Thankfully, when he was tiny, who I was, or what I was about, didn’t matter because all he required was sleep and milk and more milk and then some more milk, and we both spent a lot of time in the house, in our pyjamas, attached to one another, emotionally and physically. It was really as he grew and as I stepped out more often into society as this new person, this new mother, that I began to question again: What was my role? Where was the person I’d been and who was I now? Especially when I went back to work, and people were acting like I was the exact same Rebecca I’d been when I walked off the unit 10 months before. Couldn’t they see? I wondered, that I was a different person entirely?! But was it that I was a different person? Or was I the same old me but improved and with accessories? Had I lost myself?

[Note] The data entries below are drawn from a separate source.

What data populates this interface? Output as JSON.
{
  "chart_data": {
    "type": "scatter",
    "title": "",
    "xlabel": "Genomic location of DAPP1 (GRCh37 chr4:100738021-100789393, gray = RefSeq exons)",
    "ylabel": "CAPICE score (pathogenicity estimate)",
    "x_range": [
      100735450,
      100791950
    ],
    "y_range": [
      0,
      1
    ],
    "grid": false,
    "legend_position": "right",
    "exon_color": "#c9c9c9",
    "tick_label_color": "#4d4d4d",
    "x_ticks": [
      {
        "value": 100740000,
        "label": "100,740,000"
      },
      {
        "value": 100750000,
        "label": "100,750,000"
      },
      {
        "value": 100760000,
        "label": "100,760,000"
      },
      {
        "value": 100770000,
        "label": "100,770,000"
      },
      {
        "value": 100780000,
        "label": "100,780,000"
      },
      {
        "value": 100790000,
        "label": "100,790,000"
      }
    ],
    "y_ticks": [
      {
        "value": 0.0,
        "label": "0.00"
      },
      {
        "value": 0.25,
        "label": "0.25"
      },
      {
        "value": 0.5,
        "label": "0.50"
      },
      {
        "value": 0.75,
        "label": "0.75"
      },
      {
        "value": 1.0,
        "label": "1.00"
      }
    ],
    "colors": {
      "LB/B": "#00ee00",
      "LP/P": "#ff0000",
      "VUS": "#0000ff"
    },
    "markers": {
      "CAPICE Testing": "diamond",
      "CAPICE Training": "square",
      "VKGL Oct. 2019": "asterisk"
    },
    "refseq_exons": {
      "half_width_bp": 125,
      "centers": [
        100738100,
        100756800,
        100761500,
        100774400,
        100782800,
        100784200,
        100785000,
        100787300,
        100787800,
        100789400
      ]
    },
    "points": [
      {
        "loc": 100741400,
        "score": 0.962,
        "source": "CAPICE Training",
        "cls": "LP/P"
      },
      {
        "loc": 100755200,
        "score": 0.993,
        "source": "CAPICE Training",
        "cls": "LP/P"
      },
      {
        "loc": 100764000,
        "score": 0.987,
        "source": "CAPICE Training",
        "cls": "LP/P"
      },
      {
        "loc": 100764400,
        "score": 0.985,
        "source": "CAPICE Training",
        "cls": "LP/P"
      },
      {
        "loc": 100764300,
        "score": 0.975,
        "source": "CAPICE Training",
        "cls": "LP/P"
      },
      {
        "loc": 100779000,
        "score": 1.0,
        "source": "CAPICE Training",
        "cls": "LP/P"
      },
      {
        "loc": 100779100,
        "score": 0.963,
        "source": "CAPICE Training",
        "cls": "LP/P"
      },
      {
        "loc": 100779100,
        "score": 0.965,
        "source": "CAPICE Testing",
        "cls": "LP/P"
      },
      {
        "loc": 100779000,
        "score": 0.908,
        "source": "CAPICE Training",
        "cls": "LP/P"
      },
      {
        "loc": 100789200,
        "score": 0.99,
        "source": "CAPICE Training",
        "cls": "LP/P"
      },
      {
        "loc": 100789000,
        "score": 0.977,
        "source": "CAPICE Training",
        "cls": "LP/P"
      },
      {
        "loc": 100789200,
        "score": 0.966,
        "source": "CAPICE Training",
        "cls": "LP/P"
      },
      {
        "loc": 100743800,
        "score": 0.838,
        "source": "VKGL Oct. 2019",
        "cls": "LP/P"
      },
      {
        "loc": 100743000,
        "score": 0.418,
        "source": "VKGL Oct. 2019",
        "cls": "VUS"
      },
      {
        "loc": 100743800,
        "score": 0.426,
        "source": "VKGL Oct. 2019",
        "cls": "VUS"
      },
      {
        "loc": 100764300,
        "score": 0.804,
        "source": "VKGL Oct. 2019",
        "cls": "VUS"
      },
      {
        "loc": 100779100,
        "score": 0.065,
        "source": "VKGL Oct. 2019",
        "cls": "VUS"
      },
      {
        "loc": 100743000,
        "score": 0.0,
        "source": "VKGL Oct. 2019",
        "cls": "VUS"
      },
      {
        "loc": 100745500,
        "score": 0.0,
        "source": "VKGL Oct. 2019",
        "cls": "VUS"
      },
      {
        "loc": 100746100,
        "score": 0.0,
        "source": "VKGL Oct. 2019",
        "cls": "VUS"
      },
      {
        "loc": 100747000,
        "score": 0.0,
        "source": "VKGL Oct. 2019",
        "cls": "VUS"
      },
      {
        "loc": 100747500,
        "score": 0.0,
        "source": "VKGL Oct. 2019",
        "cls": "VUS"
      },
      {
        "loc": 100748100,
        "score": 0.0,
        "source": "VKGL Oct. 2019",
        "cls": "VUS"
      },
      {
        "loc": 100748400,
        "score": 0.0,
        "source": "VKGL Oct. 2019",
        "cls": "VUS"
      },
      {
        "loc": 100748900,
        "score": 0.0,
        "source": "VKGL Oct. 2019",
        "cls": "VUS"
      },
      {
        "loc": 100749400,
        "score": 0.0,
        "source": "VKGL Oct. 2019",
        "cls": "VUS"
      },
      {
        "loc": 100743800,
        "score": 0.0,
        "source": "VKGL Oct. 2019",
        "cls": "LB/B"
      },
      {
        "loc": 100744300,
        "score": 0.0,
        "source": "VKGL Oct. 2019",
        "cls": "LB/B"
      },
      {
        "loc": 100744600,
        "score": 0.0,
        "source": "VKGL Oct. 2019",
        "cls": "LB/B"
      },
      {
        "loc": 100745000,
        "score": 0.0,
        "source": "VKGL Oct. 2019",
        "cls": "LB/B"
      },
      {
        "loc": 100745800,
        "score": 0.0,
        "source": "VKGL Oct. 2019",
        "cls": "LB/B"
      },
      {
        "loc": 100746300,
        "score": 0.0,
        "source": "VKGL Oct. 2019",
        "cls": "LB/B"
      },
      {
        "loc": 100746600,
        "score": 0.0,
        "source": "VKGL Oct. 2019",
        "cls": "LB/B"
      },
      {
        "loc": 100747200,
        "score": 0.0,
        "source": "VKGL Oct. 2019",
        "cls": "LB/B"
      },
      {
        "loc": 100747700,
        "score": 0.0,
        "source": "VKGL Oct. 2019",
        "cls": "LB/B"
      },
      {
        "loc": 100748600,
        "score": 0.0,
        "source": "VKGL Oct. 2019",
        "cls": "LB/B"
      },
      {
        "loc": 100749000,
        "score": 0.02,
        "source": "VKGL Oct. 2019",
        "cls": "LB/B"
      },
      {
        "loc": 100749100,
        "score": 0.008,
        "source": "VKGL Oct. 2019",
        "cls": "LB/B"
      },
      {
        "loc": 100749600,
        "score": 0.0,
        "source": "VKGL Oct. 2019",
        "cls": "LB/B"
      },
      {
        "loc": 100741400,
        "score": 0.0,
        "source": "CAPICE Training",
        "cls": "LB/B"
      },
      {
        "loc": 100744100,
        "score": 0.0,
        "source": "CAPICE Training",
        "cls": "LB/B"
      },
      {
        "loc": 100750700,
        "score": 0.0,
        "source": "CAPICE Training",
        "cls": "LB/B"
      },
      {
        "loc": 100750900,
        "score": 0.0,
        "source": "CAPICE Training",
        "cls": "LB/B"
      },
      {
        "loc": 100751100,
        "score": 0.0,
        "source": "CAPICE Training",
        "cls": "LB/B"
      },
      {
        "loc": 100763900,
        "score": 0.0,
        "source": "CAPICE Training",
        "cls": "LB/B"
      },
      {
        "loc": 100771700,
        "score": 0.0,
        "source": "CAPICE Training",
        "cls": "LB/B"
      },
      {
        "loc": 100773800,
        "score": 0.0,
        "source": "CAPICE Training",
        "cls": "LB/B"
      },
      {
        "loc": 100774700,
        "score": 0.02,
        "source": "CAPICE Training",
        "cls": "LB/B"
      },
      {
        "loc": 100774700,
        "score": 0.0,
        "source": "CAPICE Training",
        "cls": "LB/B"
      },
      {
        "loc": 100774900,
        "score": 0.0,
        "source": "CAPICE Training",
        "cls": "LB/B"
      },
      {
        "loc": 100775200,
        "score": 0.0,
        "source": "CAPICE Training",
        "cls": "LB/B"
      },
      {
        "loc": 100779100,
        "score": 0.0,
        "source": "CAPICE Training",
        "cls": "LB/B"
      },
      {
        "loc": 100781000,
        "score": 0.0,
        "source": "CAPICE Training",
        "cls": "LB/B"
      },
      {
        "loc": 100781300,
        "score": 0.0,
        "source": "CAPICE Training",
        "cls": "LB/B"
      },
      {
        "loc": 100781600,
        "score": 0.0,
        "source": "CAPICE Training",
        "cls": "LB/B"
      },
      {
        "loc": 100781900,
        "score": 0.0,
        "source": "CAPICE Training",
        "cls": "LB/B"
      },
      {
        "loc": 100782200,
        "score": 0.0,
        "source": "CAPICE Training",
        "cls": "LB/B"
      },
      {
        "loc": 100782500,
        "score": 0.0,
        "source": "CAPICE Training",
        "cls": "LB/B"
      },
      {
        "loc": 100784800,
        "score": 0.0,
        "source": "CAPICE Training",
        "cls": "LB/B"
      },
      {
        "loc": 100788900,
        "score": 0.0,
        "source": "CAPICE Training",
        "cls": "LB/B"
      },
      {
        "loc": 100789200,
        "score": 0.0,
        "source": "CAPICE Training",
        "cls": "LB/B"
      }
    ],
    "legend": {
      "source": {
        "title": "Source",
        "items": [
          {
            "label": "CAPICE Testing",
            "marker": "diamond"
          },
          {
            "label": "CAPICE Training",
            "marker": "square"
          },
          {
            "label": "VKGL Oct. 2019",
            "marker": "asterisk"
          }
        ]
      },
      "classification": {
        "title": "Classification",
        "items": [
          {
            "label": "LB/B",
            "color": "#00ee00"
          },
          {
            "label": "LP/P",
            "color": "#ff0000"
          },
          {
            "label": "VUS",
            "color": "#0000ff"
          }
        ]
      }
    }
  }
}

Or found myself?
For the record, I still don’t know, and even now as mother of two small boys, I struggle to come up with the answers.
Being a mother is definitely a huge and defining part of my life, and when asked to describe myself and my life it’s often one of the first words that pops out of my mouth. Maybe people will say it shouldn’t be so, and that in allowing it to be, I’m losing my own identity and what makes me me. I’d have to disagree though. We’re all, to some extent, defined by the roles we play and our relationships to others. I could tell you lots of stuff about myself, and what makes me tick, that doesn’t involve my children, and if you’re around me for any length of time I will, quite happily, but when it comes to summarising, I tend to list the roles I play in this funny show called life and often I’ll start with “Mum” because that’s a big fucking role, and I’ll be damned if I aint getting some credit for it.